Elsewhere on the forum, another said: "To any [hedge fund] plants in the sub trying to break [WallStreetBets]: F--- you. I'm not selling. We're not selling."

The day traders chatting on Reddit who have propped up GameStop with their buying frenzy have inflicted serious pain on the hedge funds holding short positions in the company and betting the stock price would go down.

GameStop has fallen more than 80% so far this week, but year-to-date it is still up more than 200%.

Last week, the short squeeze forced hedge fund Melvin Capital to secure a more than $2 billion bailout to make ends meet, for example.

Professional investors are also keeping tabs on Reddit: Thinknum Alternative Data provides clients with real-time data on stocks being talked up on Reddit to avoid another short squeeze-ageddon.

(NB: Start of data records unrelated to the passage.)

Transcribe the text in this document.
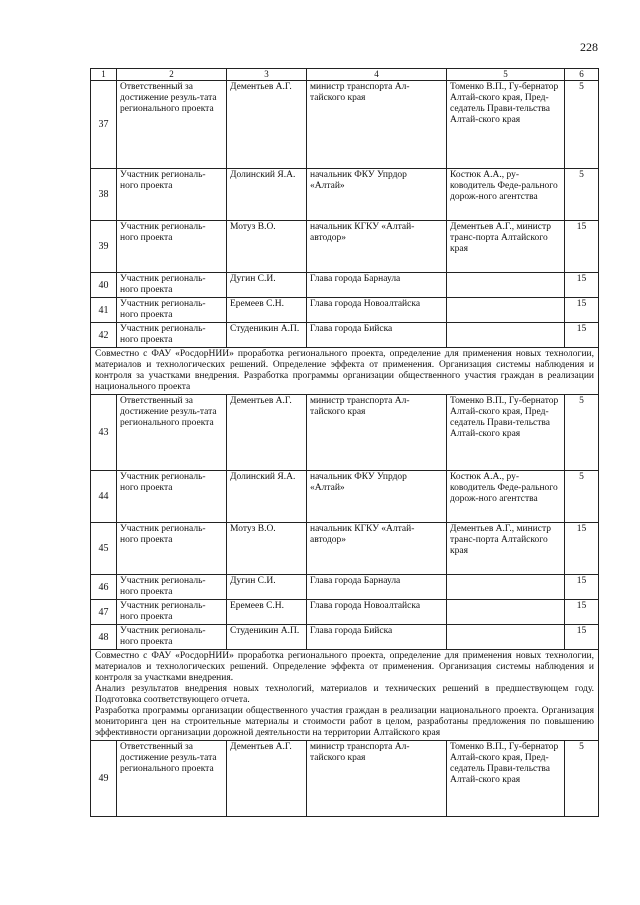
228
1	2	3	4	5	6
37	Ответственный за достижение резуль-тата регионального проекта	Дементьев А.Г.	министр транспорта Ал-тайского края	Томенко В.П., Гу-бернатор Алтай-ского края, Пред-седатель Прави-тельства Алтай-ского края	5
38	Участник региональ-ного проекта	Долинский Я.А.	начальник ФКУ Упрдор «Алтай»	Костюк А.А., ру-ководитель Феде-рального дорож-ного агентства	5
39	Участник региональ-ного проекта	Мотуз В.О.	начальник КГКУ «Алтай-автодор»	Дементьев А.Г., министр транс-порта Алтайского края	15
40	Участник региональ-ного проекта	Дугин С.И.	Глава города Барнаула		15
41	Участник региональ-ного проекта	Еремеев С.Н.	Глава города Новоалтайска		15
42	Участник региональ-ного проекта	Студеникин А.П.	Глава города Бийска		15
Совместно с ФАУ «РосдорНИИ» проработка регионального проекта, определение для применения новых технологии, материалов и технологических решений. Определение эффекта от применения. Организация системы наблюдения и контроля за участками внедрения. Разработка программы организации общественного участия граждан в реализации национального проекта					
43	Ответственный за достижение резуль-тата регионального проекта	Дементьев А.Г.	министр транспорта Ал-тайского края	Томенко В.П., Гу-бернатор Алтай-ского края, Пред-седатель Прави-тельства Алтай-ского края	5
44	Участник региональ-ного проекта	Долинский Я.А.	начальник ФКУ Упрдор «Алтай»	Костюк А.А., ру-ководитель Феде-рального дорож-ного агентства	5
45	Участник региональ-ного проекта	Мотуз В.О.	начальник КГКУ «Алтай-автодор»	Дементьев А.Г., министр транс-порта Алтайского края	15
46	Участник региональ-ного проекта	Дугин С.И.	Глава города Барнаула		15
47	Участник региональ-ного проекта	Еремеев С.Н.	Глава города Новоалтайска		15
48	Участник региональ-ного проекта	Студеникин А.П.	Глава города Бийска		15

Совместно с ФАУ «РосдорНИИ» проработка регионального проекта, определение для применения новых технологии, материалов и технологических решений. Определение эффекта от применения. Организация системы наблюдения и контроля за участками внедрения.
Анализ результатов внедрения новых технологий, материалов и технических решений в предшествующем году. Подготовка соответствующего отчета.
Разработка программы организации общественного участия граждан в реализации национального проекта. Организация мониторинга цен на строительные материалы и стоимости работ в целом, разработаны предложения по повышению эффективности организации дорожной деятельности на территории Алтайского края					

49	Ответственный за достижение резуль-тата регионального проекта	Дементьев А.Г.	министр транспорта Ал-тайского края	Томенко В.П., Гу-бернатор Алтай-ского края, Пред-седатель Прави-тельства Алтай-ского края	5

"Q4 earnings will pop us. The question is, are enough people going to be holding to combat the shorts to force another squeeze," wrote one user.

The company's fourth-quarter earnings aren't due until March 25 — plenty of time for the stock to fall more.

"You have no friends on Wall Street," Mohamed El-Erian, chief economic adviser at Allianz said on CNN Business digital live show Markets Now this week, sharing a lesson he learned early in his trading career.

The next chapter of the GameStop Reddit saga could be all about regulation. Treasury Secretary Janet Yellen is holding a meeting with Wall Street watchdogs looking into the phenomenon. What steps those regulators will be willing or able to take remains to be seen.